Spotify’s monetization misstep with its new fundraising feature

(This was originally published as a section in today’s Monetizing Media newsletter. Sign up here.)

Hi everyone – Last week, Spotify added a feature called Artist Fundraising Pick for artists to add a fundraising links to their profile. It’s done in partnership with Cash App, GoFundMe, and Paypal.me so when a user clicks it, they are redirected to one of those apps to send money or to the website of one of the charities participating in Spotify’s Music Relief project.

Efforts to direct money to those who need it during a crisis like this are laudable. That said, I think the execution here is poorly thought through.

First: it combines charitable fundraising and tipping money to the artist in the same feature. If an artist is using this to accept money to themselves they look like a) they’re stealing from a charity that could’ve received it, b) they’re a charity case begging for your help.

The latter connotation is why Patreon has struggled so much to get musicians in the core music industry — those who are big stars or aiming to become one — onto its platform. It framed itself too much as a resource to support talented starving artists and so successful ones don’t want to associate. A year ago, when I extensively researched Patreon for a 25,000 word series about the company, artist managers and label execs were consistent is saying it’s bad branding for a rising star musician to use Patreon. (The company is trying to address this but the stigma remains.)

Second: it hurts the opportunity to bring the tipping business model to Western music. Introducing tipping as a charity feature on Spotify will contribute to a stigma that is harder to get past if it wants to introduce tipping as a normal way for fans to compensate artists. And it should want to do that. Tipping musicians is standard on music streaming platforms in Asia (esp. China) and generates billions. It has recently become mainstream in the West within the context of esports: tipping is common on Twitch in addition to YouTube Gaming and Facebook Gaming.

Spotify is eagerly hunting for new revenue streams that aren’t tied to licensing content from record labels. Figuring out the right product approach to make tipping artists normal within Spotify — as an act of showing fandom not providing charity — would be a big win.
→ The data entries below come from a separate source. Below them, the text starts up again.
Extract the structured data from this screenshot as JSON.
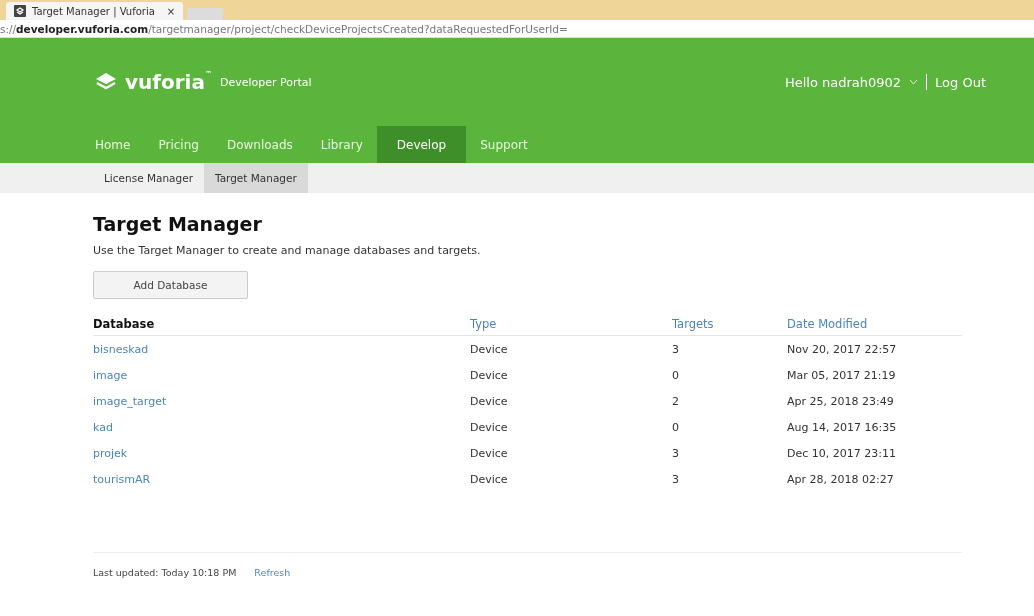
{
  "browser": {
    "tab_title": "Target Manager | Vuforia",
    "tab_close": "×",
    "url": "s://**developer.vuforia.com**/targetmanager/project/checkDeviceProjectsCreated?dataRequestedForUserId="
  },
  "header": {
    "logo_text": "vuforia",
    "logo_tm": "™",
    "portal": "Developer Portal",
    "user": "Hello nadrah0902",
    "logout": "Log Out"
  },
  "nav": [
    {
      "label": "Home",
      "selected": false
    },
    {
      "label": "Pricing",
      "selected": false
    },
    {
      "label": "Downloads",
      "selected": false
    },
    {
      "label": "Library",
      "selected": false
    },
    {
      "label": "Develop",
      "selected": true
    },
    {
      "label": "Support",
      "selected": false
    }
  ],
  "subnav": [
    {
      "label": "License Manager",
      "selected": false
    },
    {
      "label": "Target Manager",
      "selected": true
    }
  ],
  "page": {
    "title": "Target Manager",
    "description": "Use the Target Manager to create and manage databases and targets.",
    "add_button": "Add Database"
  },
  "table": {
    "columns": [
      "Database",
      "Type",
      "Targets",
      "Date Modified"
    ],
    "rows": [
      {
        "database": "bisneskad",
        "type": "Device",
        "targets": "3",
        "date": "Nov 20, 2017 22:57"
      },
      {
        "database": "image",
        "type": "Device",
        "targets": "0",
        "date": "Mar 05, 2017 21:19"
      },
      {
        "database": "image_target",
        "type": "Device",
        "targets": "2",
        "date": "Apr 25, 2018 23:49"
      },
      {
        "database": "kad",
        "type": "Device",
        "targets": "0",
        "date": "Aug 14, 2017 16:35"
      },
      {
        "database": "projek",
        "type": "Device",
        "targets": "3",
        "date": "Dec 10, 2017 23:11"
      },
      {
        "database": "tourismAR",
        "type": "Device",
        "targets": "3",
        "date": "Apr 28, 2018 02:27"
      }
    ]
  },
  "footer": {
    "last_updated": "Last updated: Today 10:18 PM",
    "refresh": "Refresh"
  }
}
Like other platforms, it could take a % cut of that money. It already has credit cards linked to the accounts of its 124m paying subscribers and I believe tipping an artist would likely be a direct transaction separate from the royalty collection process. This would also do more to help all recording artists (from super stars to small indies bands) earn more money.

Third: the third-party apps. The partnership with payment apps primarily used to send money between friends is odd, and is perhaps tied to regulation of Spotify not being an approved payment processor.

Creating a behavior of tipping artists you like isn’t likely to occur through the same apps you use to reimburse friends for pizza. Directing potential tippers to a separate app they need to create a new account with benefit those third-party apps more than Spotify.

What Spotify should have done: create a feature for artists to link to their favorite charity website and encourage donations. Separately, focus on developing a tipping feature that keeps payment within Spotify and leans on Spotify already having your credit card on file, even if the timeline to roll that out is longer.